HANAMAKI, IWATE PREF. – Shohei Otani will become the first potential top draft pick to make the direct jump from a Japanese high school to the major leagues after the right-hander announced his decision to play in the United States on Sunday.
“It was a difficult decision,” said Otani. “There was a conflict of opinions between me and my parents and the people around me and I was in two minds. I fretted about it so I am relieved. I am glad I was able to stick to my guns.”
Otani, the 18-year-old for Hanamaki Higashi High School armed with a fastball clocked at 160 km per hour, has met with three major league teams — the Boston Red Sox, Los Angeles Dodgers and Texas Rangers — and the Baltimore Orioles have also been reported as potential suitors.

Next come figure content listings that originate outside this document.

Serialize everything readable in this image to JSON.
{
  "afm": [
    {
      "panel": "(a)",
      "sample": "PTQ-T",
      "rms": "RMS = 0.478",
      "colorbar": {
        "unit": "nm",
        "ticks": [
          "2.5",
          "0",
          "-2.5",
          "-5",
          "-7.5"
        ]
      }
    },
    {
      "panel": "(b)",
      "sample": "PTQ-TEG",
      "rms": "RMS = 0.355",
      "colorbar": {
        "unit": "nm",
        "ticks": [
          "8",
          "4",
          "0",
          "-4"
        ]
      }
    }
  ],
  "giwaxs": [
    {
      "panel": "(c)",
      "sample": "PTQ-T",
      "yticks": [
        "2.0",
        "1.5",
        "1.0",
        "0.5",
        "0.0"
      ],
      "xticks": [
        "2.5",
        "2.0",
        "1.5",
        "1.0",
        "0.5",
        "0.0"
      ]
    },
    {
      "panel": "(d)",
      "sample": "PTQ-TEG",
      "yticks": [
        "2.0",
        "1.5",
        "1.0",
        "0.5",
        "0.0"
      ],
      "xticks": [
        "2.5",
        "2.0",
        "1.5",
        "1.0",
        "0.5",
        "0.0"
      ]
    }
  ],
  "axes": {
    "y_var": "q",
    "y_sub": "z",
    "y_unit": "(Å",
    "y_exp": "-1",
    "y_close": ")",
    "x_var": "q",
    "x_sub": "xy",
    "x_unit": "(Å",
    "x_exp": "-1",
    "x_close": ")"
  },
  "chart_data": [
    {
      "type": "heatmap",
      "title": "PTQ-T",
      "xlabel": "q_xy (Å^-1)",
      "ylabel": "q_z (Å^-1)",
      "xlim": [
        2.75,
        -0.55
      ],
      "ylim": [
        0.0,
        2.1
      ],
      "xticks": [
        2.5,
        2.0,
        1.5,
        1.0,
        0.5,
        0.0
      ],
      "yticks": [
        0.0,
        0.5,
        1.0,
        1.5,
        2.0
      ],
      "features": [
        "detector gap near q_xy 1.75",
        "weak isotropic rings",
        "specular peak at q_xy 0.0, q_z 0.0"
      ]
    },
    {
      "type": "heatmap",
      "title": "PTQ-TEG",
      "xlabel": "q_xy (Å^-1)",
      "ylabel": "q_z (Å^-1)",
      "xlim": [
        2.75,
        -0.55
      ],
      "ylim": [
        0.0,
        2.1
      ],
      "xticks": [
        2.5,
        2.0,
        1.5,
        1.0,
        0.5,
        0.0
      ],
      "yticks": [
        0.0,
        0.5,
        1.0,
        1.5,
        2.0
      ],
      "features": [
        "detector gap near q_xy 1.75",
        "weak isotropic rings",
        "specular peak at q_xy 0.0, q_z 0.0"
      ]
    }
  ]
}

“I think I will start in the minor leagues, but I want to challenge in the majors,” said Otani. “It has been my dream since entering high school. I felt that I wanted to go (to the majors) while I was still young. I have admiration for Japanese pro baseball too, but more so for the major leagues.
“I looked at pro baseball and the players playing in the major leagues and thought that is what I want to do. Now I want to become the kind of player that people watch and think the same thing,” he said.
The 193-cm Otani was expected to go in the first round of Thursday’s amateur draft had he decided to enter, after meeting with representatives from the Hokkaido Nippon Ham Fighters and the Tohoku Rakuten Golden Eagles.
Logan White, an assistant general manager with the Dodgers, said recently that were Otani an American high school pitcher, he would be a top draft pick in the major league draft.
Otani played for the Japan national team at this summer’s under-18 world championships. He appeared in the National High School Championships last year, as well as the national invitational this spring.
The news comes three years after Hanamaki Higashi lefty Yusei Kikuchi turned down several clubs from the majors. Kikuchi was eventually drafted and signed by the Seibu Lions.
Boston right-hander Junichi Tazawa was the first amateur blue chip to directly sign with a major league team in 2008, when he left his corporate league team to play for the Red Sox.